Click here and tune in to the show now to explore:

  • How to avoid letting visual difficulties limit your potential
  • The different kinds of accommodations for visual disabilities
  • If you are a patient, how to guide your vision care provider so that you have the best chance to receive the most appropriate accommodation to allow for equal access to the examination or any other aspect of your prospective profession.
  • If you are a healthcare professional, how to document your patient’s condition so that it is clear to the educational institution, testing organization, or employer that your patient is fully capable of the task at hand with the proper accommodation.
  • The hard truths about failing to receive test accommodations

Dr. David Damari is a Clinical Professor at the Ohio State University College of Optometry. His focus is the assessment of patients with visual disabilities, often more subtle that eyesight limitations, that limit individuals’ capabilities at work, school, or athletics. He can partner with those patients to overcome those obstacles through therapy and suggested accommodations under the Americans with Disabilities Amendments Act.

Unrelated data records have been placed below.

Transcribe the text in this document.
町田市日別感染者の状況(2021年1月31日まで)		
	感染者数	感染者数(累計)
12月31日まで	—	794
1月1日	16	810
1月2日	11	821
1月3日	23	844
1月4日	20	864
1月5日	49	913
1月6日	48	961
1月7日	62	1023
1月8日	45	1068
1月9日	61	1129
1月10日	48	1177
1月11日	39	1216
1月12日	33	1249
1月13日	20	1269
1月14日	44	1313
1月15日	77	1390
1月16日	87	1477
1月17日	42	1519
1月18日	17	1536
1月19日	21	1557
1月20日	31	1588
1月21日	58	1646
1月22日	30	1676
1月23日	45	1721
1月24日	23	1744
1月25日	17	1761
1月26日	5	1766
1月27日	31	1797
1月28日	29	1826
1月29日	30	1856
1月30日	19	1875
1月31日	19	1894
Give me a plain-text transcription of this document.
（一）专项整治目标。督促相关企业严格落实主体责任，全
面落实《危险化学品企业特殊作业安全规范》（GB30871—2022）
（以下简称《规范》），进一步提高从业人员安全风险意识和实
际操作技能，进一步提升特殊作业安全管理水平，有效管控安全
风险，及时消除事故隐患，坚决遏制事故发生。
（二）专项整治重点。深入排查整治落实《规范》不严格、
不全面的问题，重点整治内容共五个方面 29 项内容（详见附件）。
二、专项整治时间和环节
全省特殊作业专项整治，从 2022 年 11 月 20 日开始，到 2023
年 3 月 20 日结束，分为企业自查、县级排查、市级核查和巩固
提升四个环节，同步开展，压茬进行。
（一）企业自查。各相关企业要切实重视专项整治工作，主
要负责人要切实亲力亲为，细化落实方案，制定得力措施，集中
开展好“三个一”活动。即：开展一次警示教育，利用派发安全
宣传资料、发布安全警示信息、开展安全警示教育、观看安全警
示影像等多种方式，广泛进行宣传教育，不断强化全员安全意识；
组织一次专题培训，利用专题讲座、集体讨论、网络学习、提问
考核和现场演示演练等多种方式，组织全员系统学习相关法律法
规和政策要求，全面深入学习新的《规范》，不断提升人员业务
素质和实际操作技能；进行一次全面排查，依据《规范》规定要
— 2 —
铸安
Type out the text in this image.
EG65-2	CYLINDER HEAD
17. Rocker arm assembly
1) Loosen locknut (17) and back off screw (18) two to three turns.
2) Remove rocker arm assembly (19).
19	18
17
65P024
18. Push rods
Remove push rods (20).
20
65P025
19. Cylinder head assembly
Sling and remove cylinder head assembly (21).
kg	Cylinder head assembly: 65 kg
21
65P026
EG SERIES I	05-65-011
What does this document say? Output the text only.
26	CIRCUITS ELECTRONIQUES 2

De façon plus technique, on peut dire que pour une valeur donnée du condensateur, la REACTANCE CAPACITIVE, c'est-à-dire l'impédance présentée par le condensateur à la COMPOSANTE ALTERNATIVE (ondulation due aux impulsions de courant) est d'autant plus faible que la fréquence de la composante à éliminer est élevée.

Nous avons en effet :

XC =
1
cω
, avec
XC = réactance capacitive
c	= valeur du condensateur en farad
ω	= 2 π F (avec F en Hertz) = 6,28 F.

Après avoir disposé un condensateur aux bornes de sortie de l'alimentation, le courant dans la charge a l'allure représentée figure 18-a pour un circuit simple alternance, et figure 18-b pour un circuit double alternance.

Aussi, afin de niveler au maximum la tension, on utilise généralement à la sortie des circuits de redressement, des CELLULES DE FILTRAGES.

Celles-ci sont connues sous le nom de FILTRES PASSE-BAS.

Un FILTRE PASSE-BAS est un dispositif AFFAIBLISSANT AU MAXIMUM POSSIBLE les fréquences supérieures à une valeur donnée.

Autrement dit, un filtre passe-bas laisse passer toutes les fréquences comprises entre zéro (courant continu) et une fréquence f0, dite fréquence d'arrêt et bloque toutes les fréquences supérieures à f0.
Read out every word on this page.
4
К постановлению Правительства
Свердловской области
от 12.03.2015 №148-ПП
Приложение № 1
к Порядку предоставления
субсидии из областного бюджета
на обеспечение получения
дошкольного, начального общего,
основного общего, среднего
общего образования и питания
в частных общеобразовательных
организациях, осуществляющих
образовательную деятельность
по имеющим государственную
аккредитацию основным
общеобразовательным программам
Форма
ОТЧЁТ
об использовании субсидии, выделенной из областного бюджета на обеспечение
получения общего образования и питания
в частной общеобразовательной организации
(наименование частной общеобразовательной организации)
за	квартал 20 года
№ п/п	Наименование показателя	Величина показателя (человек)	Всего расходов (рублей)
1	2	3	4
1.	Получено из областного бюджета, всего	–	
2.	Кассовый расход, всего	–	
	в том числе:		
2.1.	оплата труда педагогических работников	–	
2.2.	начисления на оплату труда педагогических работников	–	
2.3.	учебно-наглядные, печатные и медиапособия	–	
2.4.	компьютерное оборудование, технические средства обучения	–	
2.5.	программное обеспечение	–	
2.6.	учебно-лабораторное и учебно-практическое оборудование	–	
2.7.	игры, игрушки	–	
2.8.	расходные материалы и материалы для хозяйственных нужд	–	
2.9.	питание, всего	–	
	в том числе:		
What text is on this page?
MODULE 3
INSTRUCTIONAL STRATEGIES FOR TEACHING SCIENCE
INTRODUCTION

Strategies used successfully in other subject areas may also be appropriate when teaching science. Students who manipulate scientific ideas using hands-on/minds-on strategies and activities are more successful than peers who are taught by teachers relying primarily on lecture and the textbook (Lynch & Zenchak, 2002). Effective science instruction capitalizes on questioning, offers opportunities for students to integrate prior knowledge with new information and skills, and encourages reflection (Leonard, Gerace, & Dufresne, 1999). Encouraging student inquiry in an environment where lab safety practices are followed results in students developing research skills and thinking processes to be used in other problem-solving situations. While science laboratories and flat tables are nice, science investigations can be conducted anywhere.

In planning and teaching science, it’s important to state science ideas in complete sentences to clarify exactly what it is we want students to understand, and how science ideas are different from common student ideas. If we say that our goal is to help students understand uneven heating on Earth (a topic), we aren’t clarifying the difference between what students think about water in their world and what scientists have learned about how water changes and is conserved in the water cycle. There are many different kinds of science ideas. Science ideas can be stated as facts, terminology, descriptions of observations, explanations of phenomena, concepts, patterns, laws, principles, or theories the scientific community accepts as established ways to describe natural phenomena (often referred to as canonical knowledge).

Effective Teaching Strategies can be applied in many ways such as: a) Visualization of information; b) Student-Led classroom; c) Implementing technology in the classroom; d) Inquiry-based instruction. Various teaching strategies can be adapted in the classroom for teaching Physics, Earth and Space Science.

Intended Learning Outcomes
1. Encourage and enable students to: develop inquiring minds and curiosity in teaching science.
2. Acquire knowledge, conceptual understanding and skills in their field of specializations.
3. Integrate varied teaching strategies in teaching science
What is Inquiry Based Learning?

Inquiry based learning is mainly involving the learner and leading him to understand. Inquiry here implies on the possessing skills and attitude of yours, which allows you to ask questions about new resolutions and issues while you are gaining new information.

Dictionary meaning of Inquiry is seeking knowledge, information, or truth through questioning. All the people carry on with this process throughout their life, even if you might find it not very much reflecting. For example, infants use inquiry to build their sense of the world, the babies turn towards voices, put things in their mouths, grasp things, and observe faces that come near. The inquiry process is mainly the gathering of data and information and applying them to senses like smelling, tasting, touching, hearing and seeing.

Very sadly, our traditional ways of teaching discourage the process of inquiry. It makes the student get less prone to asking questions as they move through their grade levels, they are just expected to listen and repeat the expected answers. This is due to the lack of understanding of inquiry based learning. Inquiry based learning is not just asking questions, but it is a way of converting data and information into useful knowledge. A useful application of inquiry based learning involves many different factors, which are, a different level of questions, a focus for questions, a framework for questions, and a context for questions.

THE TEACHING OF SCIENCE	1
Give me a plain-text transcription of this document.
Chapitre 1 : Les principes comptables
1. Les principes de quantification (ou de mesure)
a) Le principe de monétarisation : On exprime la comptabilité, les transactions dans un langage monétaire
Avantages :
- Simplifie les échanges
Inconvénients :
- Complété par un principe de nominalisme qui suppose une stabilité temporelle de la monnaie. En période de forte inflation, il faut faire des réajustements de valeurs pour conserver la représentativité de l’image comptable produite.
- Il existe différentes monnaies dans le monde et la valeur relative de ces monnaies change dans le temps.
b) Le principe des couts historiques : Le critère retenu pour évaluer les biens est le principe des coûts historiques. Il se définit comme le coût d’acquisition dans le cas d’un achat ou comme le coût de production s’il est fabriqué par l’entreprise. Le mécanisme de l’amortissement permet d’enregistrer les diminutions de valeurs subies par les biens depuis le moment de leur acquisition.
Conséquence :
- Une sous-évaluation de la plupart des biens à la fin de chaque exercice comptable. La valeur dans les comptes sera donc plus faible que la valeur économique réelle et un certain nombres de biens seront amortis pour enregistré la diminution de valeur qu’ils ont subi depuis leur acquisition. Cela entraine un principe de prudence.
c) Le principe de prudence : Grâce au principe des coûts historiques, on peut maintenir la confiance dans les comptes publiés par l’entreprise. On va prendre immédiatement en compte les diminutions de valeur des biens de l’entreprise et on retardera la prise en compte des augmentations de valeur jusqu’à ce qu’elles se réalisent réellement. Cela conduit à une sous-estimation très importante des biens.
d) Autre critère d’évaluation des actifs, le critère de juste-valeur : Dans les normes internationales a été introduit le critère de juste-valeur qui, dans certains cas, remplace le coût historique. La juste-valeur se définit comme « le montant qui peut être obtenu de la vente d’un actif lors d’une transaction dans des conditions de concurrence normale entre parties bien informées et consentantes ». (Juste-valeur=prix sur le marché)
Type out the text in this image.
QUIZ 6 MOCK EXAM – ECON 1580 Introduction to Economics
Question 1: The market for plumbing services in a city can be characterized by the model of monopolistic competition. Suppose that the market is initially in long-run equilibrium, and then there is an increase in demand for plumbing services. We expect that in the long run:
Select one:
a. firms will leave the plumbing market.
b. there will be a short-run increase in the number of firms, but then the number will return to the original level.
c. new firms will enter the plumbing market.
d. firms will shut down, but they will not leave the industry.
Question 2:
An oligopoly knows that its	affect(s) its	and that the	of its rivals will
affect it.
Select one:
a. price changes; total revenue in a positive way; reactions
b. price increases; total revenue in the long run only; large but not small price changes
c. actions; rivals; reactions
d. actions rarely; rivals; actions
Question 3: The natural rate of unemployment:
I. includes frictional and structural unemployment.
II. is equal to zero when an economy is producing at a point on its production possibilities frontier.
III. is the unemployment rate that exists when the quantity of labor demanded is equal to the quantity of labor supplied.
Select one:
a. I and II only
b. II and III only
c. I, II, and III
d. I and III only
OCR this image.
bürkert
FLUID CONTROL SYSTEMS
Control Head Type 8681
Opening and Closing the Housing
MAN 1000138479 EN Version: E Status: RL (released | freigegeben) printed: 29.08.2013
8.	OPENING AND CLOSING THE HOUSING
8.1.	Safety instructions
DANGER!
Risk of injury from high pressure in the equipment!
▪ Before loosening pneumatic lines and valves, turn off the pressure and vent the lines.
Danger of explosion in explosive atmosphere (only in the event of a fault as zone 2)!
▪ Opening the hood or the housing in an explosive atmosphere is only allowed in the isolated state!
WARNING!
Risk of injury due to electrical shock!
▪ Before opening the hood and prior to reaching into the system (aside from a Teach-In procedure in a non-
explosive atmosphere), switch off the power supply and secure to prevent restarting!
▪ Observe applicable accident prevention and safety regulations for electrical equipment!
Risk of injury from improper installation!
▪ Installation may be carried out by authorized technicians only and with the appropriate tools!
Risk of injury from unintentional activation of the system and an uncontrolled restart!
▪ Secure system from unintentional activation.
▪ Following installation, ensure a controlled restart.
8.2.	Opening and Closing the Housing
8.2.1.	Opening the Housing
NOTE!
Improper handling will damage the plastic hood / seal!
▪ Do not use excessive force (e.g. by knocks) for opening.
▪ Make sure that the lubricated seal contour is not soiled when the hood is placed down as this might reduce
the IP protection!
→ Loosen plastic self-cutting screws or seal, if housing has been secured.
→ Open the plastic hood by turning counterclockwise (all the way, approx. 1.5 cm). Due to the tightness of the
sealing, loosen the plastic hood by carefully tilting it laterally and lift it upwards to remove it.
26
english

Dr. Damari is the consultant on visual disabilities to many national and state testing and licensing boards, including the National Board of Medical Examiners (who administrate the US Medical Licensing Examination), the National Board of Osteopathic Medical Examiners, the CFA Institute (who develop and administer the Chartered Financial Analyst Examination in 104 different countries), the Law School Admissions Council, and several states’ Boards of Law Examiners. He wrote chapters on visual disabilities in three books, including Accommodations in Higher Education under the Americans with Disabilities Act (ADA), edited by Michael Gordon and Shelby Keiser (GSI/Guilford, 1998). Before his tenure at SCO began in 1997, he was a private practitioner in Rochester, New York, helping hundreds of patients meet their visual needs in education, athletics, and the workplace. He graduated from SUNY College of Optometry and did the residency in Vision Therapy Rehabilitation there.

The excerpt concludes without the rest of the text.